Milestone: High School Graduation

Yesterday, my partner Philip and I drove by the Cynthia Woods Mitchell Pavilion where a large crowd was gathering.  It was a warm, clear afternoon and folks looked to be in a happy mood, gleefully anticipating whatever entertainment was on offer.

As it turns out, they were gathering for one of the local high school's graduation ceremony.  Before I knew what was happening, Philip began to reminisce about our boy Joaquin's graduation, now 4 long years ago.  Joaquin is really Philip's brother's grandson (so, Philip's great nephew).  And while he is no direct relation to me, Joaquin will always be "Our Boy".

The story of how Joaquin became "our boy" is important but many of you LIVED those details along with Philip and me (thank you for that).  It was both an opportunity and an obligation that we couldn't have foreseen in our rather "unconventional" lives. 

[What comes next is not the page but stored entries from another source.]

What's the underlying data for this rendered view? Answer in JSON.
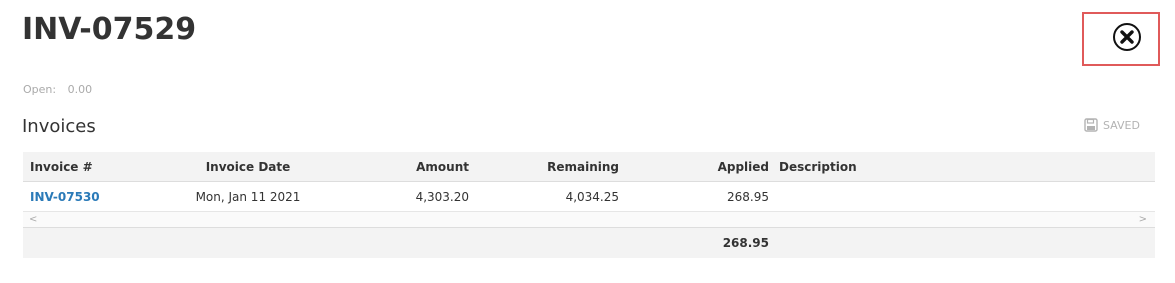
{
  "header": {
    "title": "INV-07529"
  },
  "summary": {
    "open_label": "Open:",
    "open_value": "0.00"
  },
  "section": {
    "title": "Invoices",
    "saved_label": "SAVED"
  },
  "table": {
    "columns": {
      "invoice": "Invoice #",
      "date": "Invoice Date",
      "amount": "Amount",
      "remaining": "Remaining",
      "applied": "Applied",
      "description": "Description"
    },
    "rows": [
      {
        "invoice": "INV-07530",
        "date": "Mon, Jan 11 2021",
        "amount": "4,303.20",
        "remaining": "4,034.25",
        "applied": "268.95",
        "description": ""
      }
    ],
    "scroll_left": "<",
    "scroll_right": ">",
    "footer": {
      "applied_total": "268.95"
    }
  },
  "icons": {
    "close": "close-circle-icon",
    "save": "floppy-disk-icon"
  },
  "colors": {
    "link": "#2a7ab8",
    "highlight": "#e05a5a"
  }
}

Philip and I fulfilled the commitment we made to Joaquin that we would see him through those important high school years.  We gave him unconditional love, a safe, secure, comfortable home, regular nutritious meals (we always had dinner together at home),  the time and means to participate in extracurricular activities, church & religious instruction, our involvement in his life and the discipline of boundaries set by those who care about you.  Sounds like a winning formula, huh?

Raising a child is the ultimate example of how extraneous factors can sabotage the best of intentions.  No matter how you plan, no matter how much you care, despite your best efforts, you simply cannot control the outcome!  I have likened children to diamonds and the role of parent to that of the diamond cutter.  You can cleave the stone, facet it, polish it and mount it in any number of different settings.  But you CANNOT change its innate, molecular structure.  The essence which makes a diamond or a child a unique entity is impervious to external matter how good-intentioned they might be.

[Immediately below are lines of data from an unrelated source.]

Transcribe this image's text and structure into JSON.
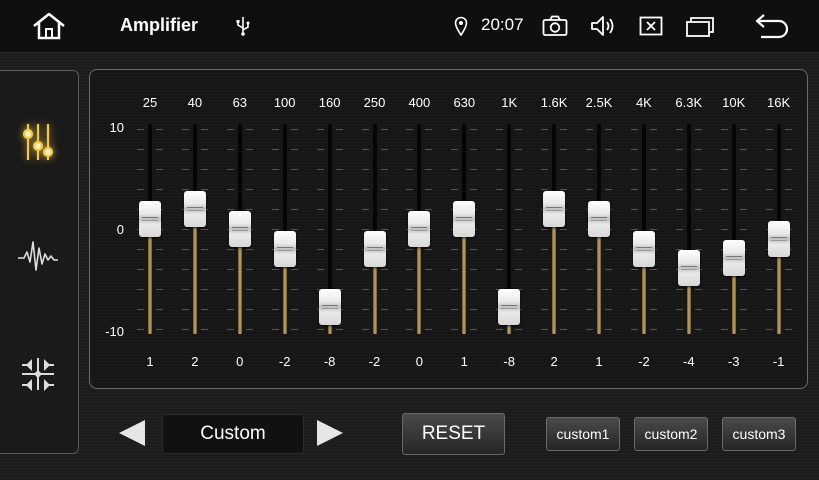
{
  "topbar": {
    "title": "Amplifier",
    "time": "20:07",
    "icons": [
      "home-icon",
      "usb-icon",
      "location-pin-icon",
      "camera-icon",
      "volume-icon",
      "close-window-icon",
      "recent-apps-icon",
      "back-icon"
    ]
  },
  "sidebar": {
    "items": [
      {
        "name": "equalizer",
        "icon": "equalizer-sliders-icon",
        "active": true
      },
      {
        "name": "sound-effect",
        "icon": "waveform-icon",
        "active": false
      },
      {
        "name": "balance-fader",
        "icon": "balance-fader-icon",
        "active": false
      }
    ]
  },
  "equalizer": {
    "scale": {
      "max": "10",
      "mid": "0",
      "min": "-10"
    },
    "range": [
      -10,
      10
    ],
    "bands": [
      {
        "freq": "25",
        "value": 1
      },
      {
        "freq": "40",
        "value": 2
      },
      {
        "freq": "63",
        "value": 0
      },
      {
        "freq": "100",
        "value": -2
      },
      {
        "freq": "160",
        "value": -8
      },
      {
        "freq": "250",
        "value": -2
      },
      {
        "freq": "400",
        "value": 0
      },
      {
        "freq": "630",
        "value": 1
      },
      {
        "freq": "1K",
        "value": -8
      },
      {
        "freq": "1.6K",
        "value": 2
      },
      {
        "freq": "2.5K",
        "value": 1
      },
      {
        "freq": "4K",
        "value": -2
      },
      {
        "freq": "6.3K",
        "value": -4
      },
      {
        "freq": "10K",
        "value": -3
      },
      {
        "freq": "16K",
        "value": -1
      }
    ]
  },
  "controls": {
    "preset": "Custom",
    "reset_label": "RESET",
    "custom_presets": [
      "custom1",
      "custom2",
      "custom3"
    ]
  },
  "colors": {
    "accent": "#f0c040",
    "track_fill": "#c9a867",
    "background": "#1c1c1c"
  }
}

To put it plainly, Joaquin's high school graduation was a milestone event for all who know and care about him.  Perhaps Philip and I overloaded it with significance.  Perhaps without knowing it, we made it as much about us as we did about Joaquin.  As with so many of the truly "important" things in life, it's hard to be sure.  But there's no denying that it was a turning point.  Four long years later, we can't pass a high school graduation without wondering:  did we do the best we could, would we change anything, was there one pivotal moment that we missed that would have made a difference?

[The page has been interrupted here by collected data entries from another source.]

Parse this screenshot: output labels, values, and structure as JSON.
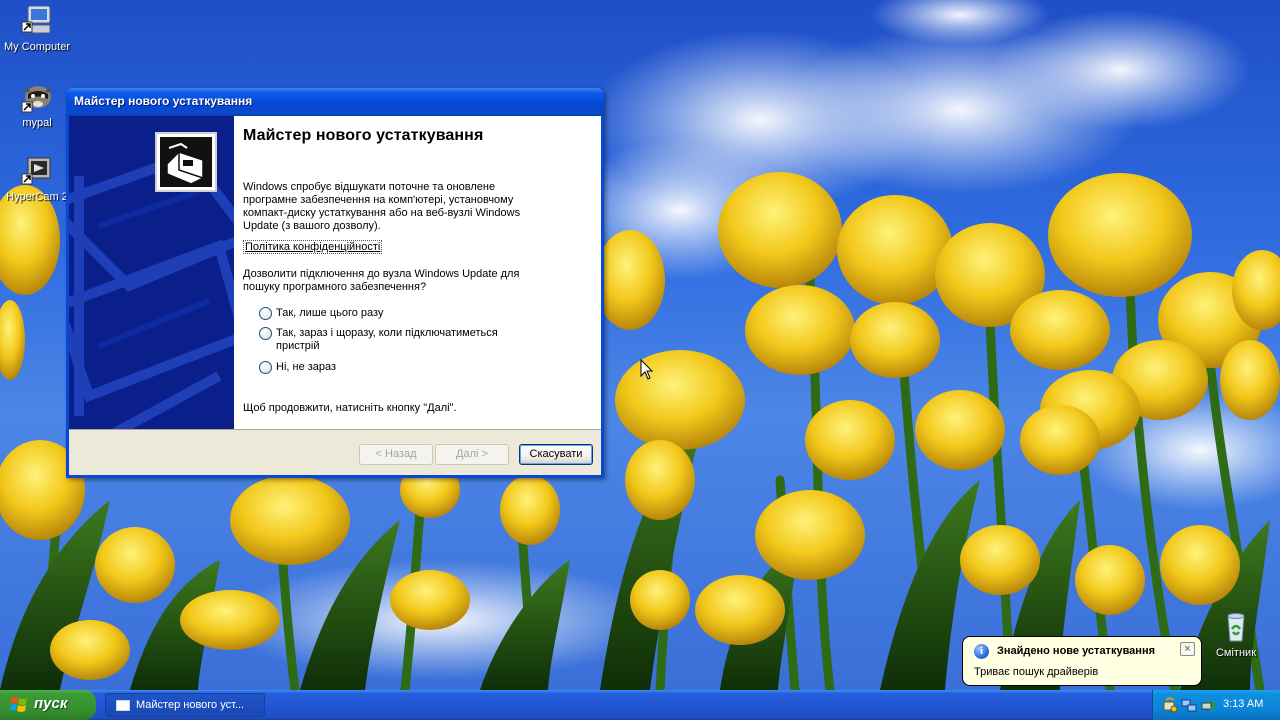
{
  "desktop": {
    "icons": [
      {
        "label": "My Computer",
        "icon": "my-computer-icon"
      },
      {
        "label": "mypal",
        "icon": "mypal-raccoon-icon"
      },
      {
        "label": "HyperCam 2",
        "icon": "hypercam-icon"
      },
      {
        "label": "Смітник",
        "icon": "recycle-bin-icon"
      }
    ]
  },
  "wizard": {
    "window_title": "Майстер нового устаткування",
    "heading": "Майстер нового устаткування",
    "intro": "Windows спробує відшукати поточне та оновлене програмне забезпечення на комп'ютері, установчому компакт-диску устаткування або на веб-вузлі Windows Update (з вашого дозволу).",
    "privacy_link": "Політика конфіденційності",
    "question": "Дозволити підключення до вузла Windows Update для пошуку програмного забезпечення?",
    "options": [
      "Так, лише цього разу",
      "Так, зараз і щоразу, коли підключатиметься пристрій",
      "Ні, не зараз"
    ],
    "hint": "Щоб продовжити, натисніть кнопку \"Далі\".",
    "buttons": {
      "back": "< Назад",
      "next": "Далі >",
      "cancel": "Скасувати"
    }
  },
  "taskbar": {
    "start_label": "пуск",
    "task_label": "Майстер нового уст...",
    "clock": "3:13 AM"
  },
  "balloon": {
    "title": "Знайдено нове устаткування",
    "text": "Триває пошук драйверів",
    "close": "×"
  },
  "colors": {
    "titlebar": "#0a5ae8",
    "taskbar": "#2457d6",
    "start": "#379230",
    "wizard_side": "#0a1f8a",
    "balloon_bg": "#ffffe1"
  }
}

Joaquin launched from his foundation, went on to college and landed a job with a promising future at a recognized leader in the petroleum industry.  Moreover, the Joaquin of today undoubtedly shows signs of our influence.  In the great scheme of things, I can live with that!

The questions that I can answer with certainty are:  

Would I have missed the opportunity if I'd known what I know now, in advance?  NO!

Would I ever do it again?  NO!

Having had Joaquin in our lives taught me one of the most important lessons I'll ever likely learn:  If you undertake a mission, give your very best effort without reservation or hesitation, and never give up, even if it comes up isn't BECAUSE of you, it's IN SPITE of you!  

Our value is determined by the efforts we make, not by the outcomes of those efforts.